The mayor’s plea was both blunt and emotional: “I would just call on everybody to leave our kids alone. Let them get a great start to their school day and school year. Any attempt to target children is heartless, is mean, it’s uncalled for, and it only hurts.”
Her comments come against the backdrop of stepped-up deportation efforts by the Trump administration, which has cast a wide net in its immigration enforcement priorities. The rhetoric has had a chilling effect in immigrant communities across the country, where parents weigh the risk of a routine school drop-off against the possibility of an encounter with ICE.
For D.C., a city that has long prided itself on being a sanctuary jurisdiction, the tension is particularly stark.

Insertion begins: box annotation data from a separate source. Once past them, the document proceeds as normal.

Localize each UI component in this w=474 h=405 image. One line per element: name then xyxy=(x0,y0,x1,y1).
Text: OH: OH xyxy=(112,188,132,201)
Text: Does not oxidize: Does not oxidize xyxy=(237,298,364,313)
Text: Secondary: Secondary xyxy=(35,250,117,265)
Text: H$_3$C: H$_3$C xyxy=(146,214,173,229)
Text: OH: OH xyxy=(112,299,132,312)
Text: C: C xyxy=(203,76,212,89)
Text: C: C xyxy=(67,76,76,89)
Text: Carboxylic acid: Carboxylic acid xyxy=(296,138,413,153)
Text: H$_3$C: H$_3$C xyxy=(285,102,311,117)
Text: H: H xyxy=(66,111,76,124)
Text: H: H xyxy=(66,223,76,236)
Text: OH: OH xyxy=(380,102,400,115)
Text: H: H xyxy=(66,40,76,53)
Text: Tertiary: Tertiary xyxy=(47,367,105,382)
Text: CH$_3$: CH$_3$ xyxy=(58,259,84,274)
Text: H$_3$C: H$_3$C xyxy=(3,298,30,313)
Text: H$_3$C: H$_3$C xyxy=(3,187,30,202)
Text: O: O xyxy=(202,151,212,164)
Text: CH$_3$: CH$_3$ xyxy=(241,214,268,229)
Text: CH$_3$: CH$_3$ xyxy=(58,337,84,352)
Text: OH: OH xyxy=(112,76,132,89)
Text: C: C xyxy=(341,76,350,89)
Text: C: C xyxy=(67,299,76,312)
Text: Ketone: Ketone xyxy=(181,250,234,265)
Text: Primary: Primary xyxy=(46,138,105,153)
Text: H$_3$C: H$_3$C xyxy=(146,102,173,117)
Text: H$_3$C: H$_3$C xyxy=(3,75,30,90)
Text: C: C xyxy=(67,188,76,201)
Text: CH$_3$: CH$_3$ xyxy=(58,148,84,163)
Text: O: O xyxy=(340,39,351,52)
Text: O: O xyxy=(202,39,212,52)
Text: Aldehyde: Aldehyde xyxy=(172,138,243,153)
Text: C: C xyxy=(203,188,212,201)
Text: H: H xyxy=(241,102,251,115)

Public schools serve thousands of students from immigrant households, and city leaders have consistently vowed not to cooperate with federal immigration crackdowns. Still it makes sense that children and their parents are terrified to go to school. It’s strange to live in a moment when families aren’t just avoiding school, they’re avoiding registering their children for much needed classes.
Bowser, who has made school safety a central part of her administration explained it point blank, education doesn’t work if children are afraid to walk into the classroom. She said, “We put so much into making sure our kids are ready to learn. None of that matters if they aren’t there.”